Somer's Top Ten Safety Tips for Prenatal Yoga

While prenatal yoga has numerous benefits for mother and baby and can be practiced up to the point of giving birth, it is imperative to be cautious as an instructor and practitioner.  Safety is of utmost importance in prenatal yoga as the body undergoes constant change from week to week. Below are my top ten safety tips for practicing yoga throughout pregnancy.

1. An expectant mother must never lie on her back after 3 months of pregnancy. At three months and beyond, the fetus will be heavy enough to put pressure on the lower back, which will lead to back pain. Also, some women may experience dizziness or feel lightheaded lying on their back as the fetus can put pressure on the Vena Cava, which can affect the mother’s circulation and the supply of blood to the fetus.

2. Twisting Poses should be avoided. An expectant mother could rupture the placenta or cause the uterus to go off center in twisting poses. 

3. Be cautious with all backbends throughout pregnancy. Mild backbends such as Setu Bandha Sarvangasana (Bridge Pose) will be safe in the first trimester. Deep backbends such as Urdhva Dhanurasana (wheel pose) are best to avoid beyond three months of pregnancy.  Some serious practitioners will be tempted to continue practicing Urdhva Dhanurasana into late stages of pregnancy, but it is important to remember the body is constantly changing from week to week and as the body changes, further risks will arise.  

4. Be careful not to overstretch any area of the body, particularly the groin. The hormone relaxin becomes present in pregnancy, which relaxes the muscles and joints in preparation for birth. The muscles become more stretched, but are tight, which make the body more prone to injury.

5. Take extra care in balancing poses as the weight of the belly increases and one’s centre of gravity is altered. 

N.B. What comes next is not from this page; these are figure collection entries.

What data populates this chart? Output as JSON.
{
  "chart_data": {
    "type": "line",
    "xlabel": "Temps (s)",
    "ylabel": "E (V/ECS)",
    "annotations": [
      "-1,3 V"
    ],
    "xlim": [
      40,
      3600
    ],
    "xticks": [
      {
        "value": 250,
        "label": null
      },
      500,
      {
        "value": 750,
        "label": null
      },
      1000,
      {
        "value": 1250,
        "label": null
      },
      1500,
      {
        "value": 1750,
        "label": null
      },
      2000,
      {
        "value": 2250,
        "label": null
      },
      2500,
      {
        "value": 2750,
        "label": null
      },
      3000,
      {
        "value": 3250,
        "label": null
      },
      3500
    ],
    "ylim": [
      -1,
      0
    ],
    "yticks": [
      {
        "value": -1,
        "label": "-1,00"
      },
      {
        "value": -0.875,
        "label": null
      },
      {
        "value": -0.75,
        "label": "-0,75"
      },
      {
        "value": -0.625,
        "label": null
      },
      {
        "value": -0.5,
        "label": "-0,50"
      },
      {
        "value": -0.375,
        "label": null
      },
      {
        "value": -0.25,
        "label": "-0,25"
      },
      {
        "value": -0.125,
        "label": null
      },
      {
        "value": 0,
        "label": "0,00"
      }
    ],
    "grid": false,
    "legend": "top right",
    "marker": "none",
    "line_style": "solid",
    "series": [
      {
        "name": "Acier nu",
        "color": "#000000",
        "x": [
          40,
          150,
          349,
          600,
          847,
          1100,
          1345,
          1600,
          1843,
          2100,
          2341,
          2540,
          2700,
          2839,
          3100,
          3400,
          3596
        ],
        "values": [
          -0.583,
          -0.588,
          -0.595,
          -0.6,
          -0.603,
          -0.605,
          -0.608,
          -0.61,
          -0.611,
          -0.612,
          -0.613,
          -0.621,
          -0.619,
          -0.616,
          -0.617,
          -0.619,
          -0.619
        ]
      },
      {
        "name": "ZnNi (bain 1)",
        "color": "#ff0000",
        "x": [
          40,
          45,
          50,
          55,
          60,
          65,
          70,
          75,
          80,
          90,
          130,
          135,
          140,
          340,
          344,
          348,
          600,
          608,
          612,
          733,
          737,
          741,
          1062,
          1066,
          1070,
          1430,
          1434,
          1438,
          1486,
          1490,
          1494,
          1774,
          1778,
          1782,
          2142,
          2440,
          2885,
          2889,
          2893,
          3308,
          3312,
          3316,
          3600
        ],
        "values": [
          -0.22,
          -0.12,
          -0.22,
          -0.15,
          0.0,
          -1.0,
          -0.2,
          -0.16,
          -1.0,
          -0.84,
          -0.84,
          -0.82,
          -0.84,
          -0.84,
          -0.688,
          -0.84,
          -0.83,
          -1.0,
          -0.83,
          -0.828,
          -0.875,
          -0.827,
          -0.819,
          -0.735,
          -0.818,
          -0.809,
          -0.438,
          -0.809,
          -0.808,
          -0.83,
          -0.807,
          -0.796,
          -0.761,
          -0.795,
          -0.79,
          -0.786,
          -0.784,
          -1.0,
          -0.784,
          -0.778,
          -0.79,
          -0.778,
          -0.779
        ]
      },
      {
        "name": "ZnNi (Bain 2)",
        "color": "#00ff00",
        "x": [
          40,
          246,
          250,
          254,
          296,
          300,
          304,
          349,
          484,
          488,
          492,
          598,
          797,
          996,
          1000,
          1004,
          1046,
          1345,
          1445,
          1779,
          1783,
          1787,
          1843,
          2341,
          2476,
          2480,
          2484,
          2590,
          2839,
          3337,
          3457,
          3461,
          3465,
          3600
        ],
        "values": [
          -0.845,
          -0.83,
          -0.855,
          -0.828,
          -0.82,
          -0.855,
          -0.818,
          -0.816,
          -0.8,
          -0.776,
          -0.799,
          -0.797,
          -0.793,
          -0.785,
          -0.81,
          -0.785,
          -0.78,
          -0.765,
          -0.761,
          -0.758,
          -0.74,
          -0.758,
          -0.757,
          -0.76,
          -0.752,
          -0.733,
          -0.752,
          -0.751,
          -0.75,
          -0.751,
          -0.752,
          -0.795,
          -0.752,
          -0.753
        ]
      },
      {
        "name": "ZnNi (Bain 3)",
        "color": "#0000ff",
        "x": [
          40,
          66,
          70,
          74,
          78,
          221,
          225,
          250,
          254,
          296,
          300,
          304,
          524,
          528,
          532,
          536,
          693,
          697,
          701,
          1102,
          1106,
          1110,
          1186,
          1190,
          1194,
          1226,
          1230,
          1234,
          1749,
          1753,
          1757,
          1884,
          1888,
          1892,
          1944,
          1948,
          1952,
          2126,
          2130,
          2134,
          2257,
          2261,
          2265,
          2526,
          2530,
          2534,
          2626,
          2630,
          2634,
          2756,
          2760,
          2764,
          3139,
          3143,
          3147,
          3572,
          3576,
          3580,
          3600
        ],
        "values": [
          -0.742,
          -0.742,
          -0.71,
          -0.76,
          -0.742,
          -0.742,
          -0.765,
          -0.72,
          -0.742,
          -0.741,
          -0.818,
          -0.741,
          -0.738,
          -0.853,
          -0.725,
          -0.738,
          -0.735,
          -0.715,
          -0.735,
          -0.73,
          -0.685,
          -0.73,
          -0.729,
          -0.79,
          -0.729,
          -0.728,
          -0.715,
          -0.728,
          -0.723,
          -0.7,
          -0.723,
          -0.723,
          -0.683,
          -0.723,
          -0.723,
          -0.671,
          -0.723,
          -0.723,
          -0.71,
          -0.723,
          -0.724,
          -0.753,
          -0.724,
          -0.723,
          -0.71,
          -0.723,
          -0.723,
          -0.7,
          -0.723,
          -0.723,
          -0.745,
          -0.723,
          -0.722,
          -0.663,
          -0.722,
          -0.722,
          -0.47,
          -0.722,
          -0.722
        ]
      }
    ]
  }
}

6. Be mindful of the risk of back injury and take extra care in protecting the back in all postures. As the weight of the fetus increases, pressure will be placed on the lower back. Stretching the back in yoga will certainly help to ease back pain, but be cautious to avoid injury.

7. Avoid inversions if they were not practiced before pregnancy. Inversions such as Sirsasana (Headstand) are safe throughout pregnancy as long as they were regularly practiced before pregnancy. However, it is best to practice near a wall to avoid any risk of falling. Approach headstand with great care and avoid if you do not feel completely confident in the pose.

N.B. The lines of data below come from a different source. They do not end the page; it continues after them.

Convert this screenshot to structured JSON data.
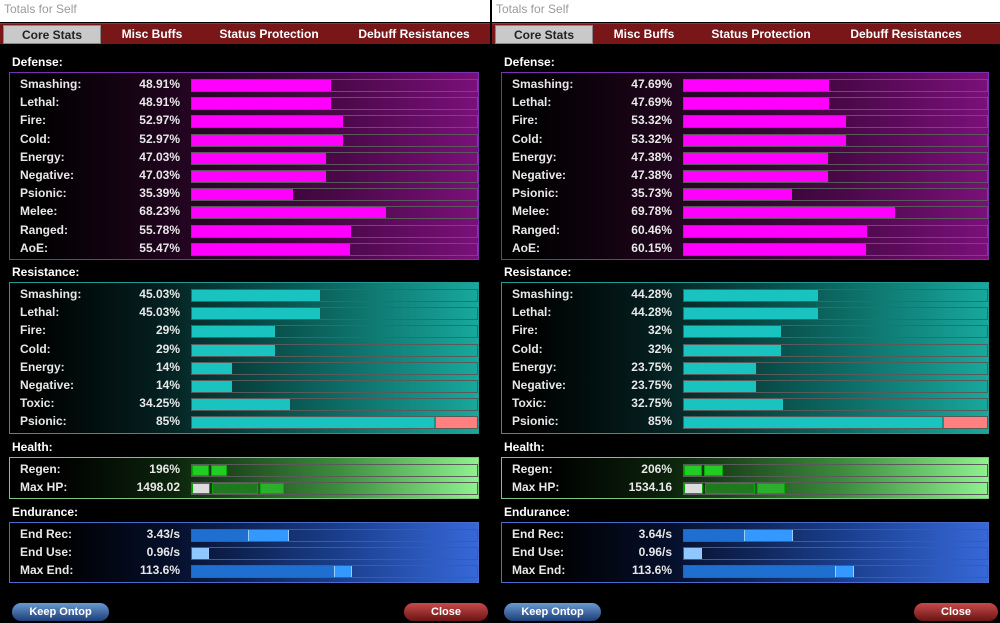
{
  "windows": [
    {
      "title": "Totals for Self",
      "tabs": [
        "Core Stats",
        "Misc Buffs",
        "Status Protection",
        "Debuff Resistances"
      ],
      "sections": {
        "defense": "Defense:",
        "resistance": "Resistance:",
        "health": "Health:",
        "endurance": "Endurance:"
      },
      "defense": [
        {
          "label": "Smashing:",
          "value": "48.91%",
          "pct": 48.91
        },
        {
          "label": "Lethal:",
          "value": "48.91%",
          "pct": 48.91
        },
        {
          "label": "Fire:",
          "value": "52.97%",
          "pct": 52.97
        },
        {
          "label": "Cold:",
          "value": "52.97%",
          "pct": 52.97
        },
        {
          "label": "Energy:",
          "value": "47.03%",
          "pct": 47.03
        },
        {
          "label": "Negative:",
          "value": "47.03%",
          "pct": 47.03
        },
        {
          "label": "Psionic:",
          "value": "35.39%",
          "pct": 35.39
        },
        {
          "label": "Melee:",
          "value": "68.23%",
          "pct": 68.23
        },
        {
          "label": "Ranged:",
          "value": "55.78%",
          "pct": 55.78
        },
        {
          "label": "AoE:",
          "value": "55.47%",
          "pct": 55.47
        }
      ],
      "resistance": [
        {
          "label": "Smashing:",
          "value": "45.03%",
          "pct": 45.03
        },
        {
          "label": "Lethal:",
          "value": "45.03%",
          "pct": 45.03
        },
        {
          "label": "Fire:",
          "value": "29%",
          "pct": 29
        },
        {
          "label": "Cold:",
          "value": "29%",
          "pct": 29
        },
        {
          "label": "Energy:",
          "value": "14%",
          "pct": 14
        },
        {
          "label": "Negative:",
          "value": "14%",
          "pct": 14
        },
        {
          "label": "Toxic:",
          "value": "34.25%",
          "pct": 34.25
        },
        {
          "label": "Psionic:",
          "value": "85%",
          "pct": 85,
          "cap": true
        }
      ],
      "health": [
        {
          "label": "Regen:",
          "value": "196%",
          "kind": "regen",
          "segs": [
            0.065,
            0.065
          ]
        },
        {
          "label": "Max HP:",
          "value": "1498.02",
          "kind": "hp",
          "segs": [
            0.07,
            0.17,
            0.09
          ]
        }
      ],
      "endurance": [
        {
          "label": "End Rec:",
          "value": "3.43/s",
          "segs": [
            0.2,
            0.14
          ]
        },
        {
          "label": "End Use:",
          "value": "0.96/s",
          "segs": [
            0.06
          ]
        },
        {
          "label": "Max End:",
          "value": "113.6%",
          "segs": [
            0.5,
            0.06
          ]
        }
      ],
      "buttons": {
        "keep": "Keep Ontop",
        "close": "Close"
      }
    },
    {
      "title": "Totals for Self",
      "tabs": [
        "Core Stats",
        "Misc Buffs",
        "Status Protection",
        "Debuff Resistances"
      ],
      "sections": {
        "defense": "Defense:",
        "resistance": "Resistance:",
        "health": "Health:",
        "endurance": "Endurance:"
      },
      "defense": [
        {
          "label": "Smashing:",
          "value": "47.69%",
          "pct": 47.69
        },
        {
          "label": "Lethal:",
          "value": "47.69%",
          "pct": 47.69
        },
        {
          "label": "Fire:",
          "value": "53.32%",
          "pct": 53.32
        },
        {
          "label": "Cold:",
          "value": "53.32%",
          "pct": 53.32
        },
        {
          "label": "Energy:",
          "value": "47.38%",
          "pct": 47.38
        },
        {
          "label": "Negative:",
          "value": "47.38%",
          "pct": 47.38
        },
        {
          "label": "Psionic:",
          "value": "35.73%",
          "pct": 35.73
        },
        {
          "label": "Melee:",
          "value": "69.78%",
          "pct": 69.78
        },
        {
          "label": "Ranged:",
          "value": "60.46%",
          "pct": 60.46
        },
        {
          "label": "AoE:",
          "value": "60.15%",
          "pct": 60.15
        }
      ],
      "resistance": [
        {
          "label": "Smashing:",
          "value": "44.28%",
          "pct": 44.28
        },
        {
          "label": "Lethal:",
          "value": "44.28%",
          "pct": 44.28
        },
        {
          "label": "Fire:",
          "value": "32%",
          "pct": 32
        },
        {
          "label": "Cold:",
          "value": "32%",
          "pct": 32
        },
        {
          "label": "Energy:",
          "value": "23.75%",
          "pct": 23.75
        },
        {
          "label": "Negative:",
          "value": "23.75%",
          "pct": 23.75
        },
        {
          "label": "Toxic:",
          "value": "32.75%",
          "pct": 32.75
        },
        {
          "label": "Psionic:",
          "value": "85%",
          "pct": 85,
          "cap": true
        }
      ],
      "health": [
        {
          "label": "Regen:",
          "value": "206%",
          "kind": "regen",
          "segs": [
            0.065,
            0.07
          ]
        },
        {
          "label": "Max HP:",
          "value": "1534.16",
          "kind": "hp",
          "segs": [
            0.07,
            0.17,
            0.1
          ]
        }
      ],
      "endurance": [
        {
          "label": "End Rec:",
          "value": "3.64/s",
          "segs": [
            0.2,
            0.16
          ]
        },
        {
          "label": "End Use:",
          "value": "0.96/s",
          "segs": [
            0.06
          ]
        },
        {
          "label": "Max End:",
          "value": "113.6%",
          "segs": [
            0.5,
            0.06
          ]
        }
      ],
      "buttons": {
        "keep": "Keep Ontop",
        "close": "Close"
      }
    }
  ],
  "colors": {
    "defense": "#ff00ff",
    "resistance": "#19c4c0",
    "cap": "#ff8080",
    "regen": "#22cc22",
    "hpBase": "#dddddd",
    "hpA": "#1f7a1f",
    "hpB": "#2ab02a",
    "endA": "#1f6fd0",
    "endB": "#3399ff",
    "tabbar": "#781618"
  }
}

8. Remember to stay hydrated during practice. Take extra care with your body during yoga practice and frequently drink water to avoid dehydration.

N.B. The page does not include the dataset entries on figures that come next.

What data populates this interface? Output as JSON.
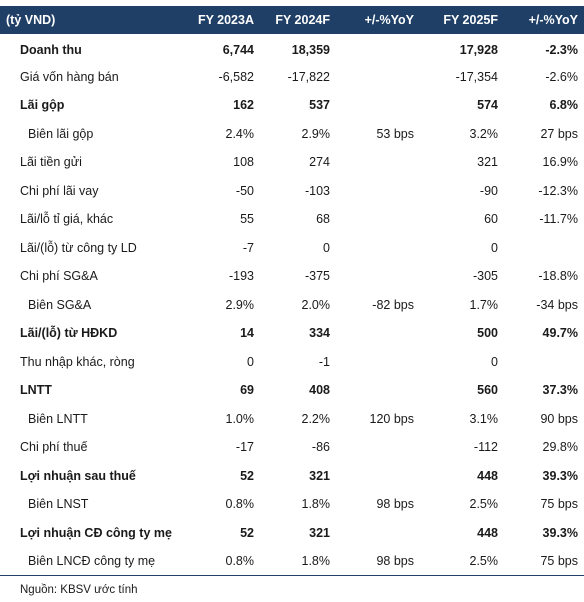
{
  "header": {
    "unit": "(tỷ VND)",
    "columns": [
      "FY 2023A",
      "FY 2024F",
      "+/-%YoY",
      "FY 2025F",
      "+/-%YoY"
    ]
  },
  "rows": [
    {
      "label": "Doanh thu",
      "style": "bold",
      "values": [
        "6,744",
        "18,359",
        "",
        "17,928",
        "-2.3%"
      ]
    },
    {
      "label": "Giá vốn hàng bán",
      "style": "normal",
      "values": [
        "-6,582",
        "-17,822",
        "",
        "-17,354",
        "-2.6%"
      ]
    },
    {
      "label": "Lãi gộp",
      "style": "bold",
      "values": [
        "162",
        "537",
        "",
        "574",
        "6.8%"
      ]
    },
    {
      "label": "Biên lãi gộp",
      "style": "indent",
      "values": [
        "2.4%",
        "2.9%",
        "53 bps",
        "3.2%",
        "27 bps"
      ]
    },
    {
      "label": "Lãi tiền gửi",
      "style": "normal",
      "values": [
        "108",
        "274",
        "",
        "321",
        "16.9%"
      ]
    },
    {
      "label": "Chi phí lãi vay",
      "style": "normal",
      "values": [
        "-50",
        "-103",
        "",
        "-90",
        "-12.3%"
      ]
    },
    {
      "label": "Lãi/lỗ tỉ giá, khác",
      "style": "normal",
      "values": [
        "55",
        "68",
        "",
        "60",
        "-11.7%"
      ]
    },
    {
      "label": "Lãi/(lỗ) từ công ty LD",
      "style": "normal",
      "values": [
        "-7",
        "0",
        "",
        "0",
        ""
      ]
    },
    {
      "label": "Chi phí SG&A",
      "style": "normal",
      "values": [
        "-193",
        "-375",
        "",
        "-305",
        "-18.8%"
      ]
    },
    {
      "label": "Biên SG&A",
      "style": "indent",
      "values": [
        "2.9%",
        "2.0%",
        "-82 bps",
        "1.7%",
        "-34 bps"
      ]
    },
    {
      "label": "Lãi/(lỗ) từ HĐKD",
      "style": "bold",
      "values": [
        "14",
        "334",
        "",
        "500",
        "49.7%"
      ]
    },
    {
      "label": "Thu nhập khác, ròng",
      "style": "normal",
      "values": [
        "0",
        "-1",
        "",
        "0",
        ""
      ]
    },
    {
      "label": "LNTT",
      "style": "bold",
      "values": [
        "69",
        "408",
        "",
        "560",
        "37.3%"
      ]
    },
    {
      "label": "Biên LNTT",
      "style": "indent",
      "values": [
        "1.0%",
        "2.2%",
        "120 bps",
        "3.1%",
        "90 bps"
      ]
    },
    {
      "label": "Chi phí thuế",
      "style": "normal",
      "values": [
        "-17",
        "-86",
        "",
        "-112",
        "29.8%"
      ]
    },
    {
      "label": "Lợi nhuận sau thuế",
      "style": "bold",
      "values": [
        "52",
        "321",
        "",
        "448",
        "39.3%"
      ]
    },
    {
      "label": "Biên LNST",
      "style": "indent",
      "values": [
        "0.8%",
        "1.8%",
        "98 bps",
        "2.5%",
        "75 bps"
      ]
    },
    {
      "label": "Lợi nhuận CĐ công ty mẹ",
      "style": "bold",
      "values": [
        "52",
        "321",
        "",
        "448",
        "39.3%"
      ]
    },
    {
      "label": "Biên LNCĐ công ty mẹ",
      "style": "indent",
      "values": [
        "0.8%",
        "1.8%",
        "98 bps",
        "2.5%",
        "75 bps"
      ]
    }
  ],
  "source": "Nguồn: KBSV ước tính",
  "colors": {
    "header_bg": "#1f3f66",
    "header_text": "#ffffff",
    "text": "#1a1a1a"
  }
}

9. Replace any calories burned, but of course with nutritious food choices. It is important to provide ample calories to the growing fetus.  Try to replace any calories burned in physical activity, but focus on nutrient rich ingredients to provide the most nourishment for your developing baby.

10. Most importantly, listen to your body during practice. Each woman’s body will react differently to pregnancy.  If any discomfort is felt, your body is warning you to take extra care.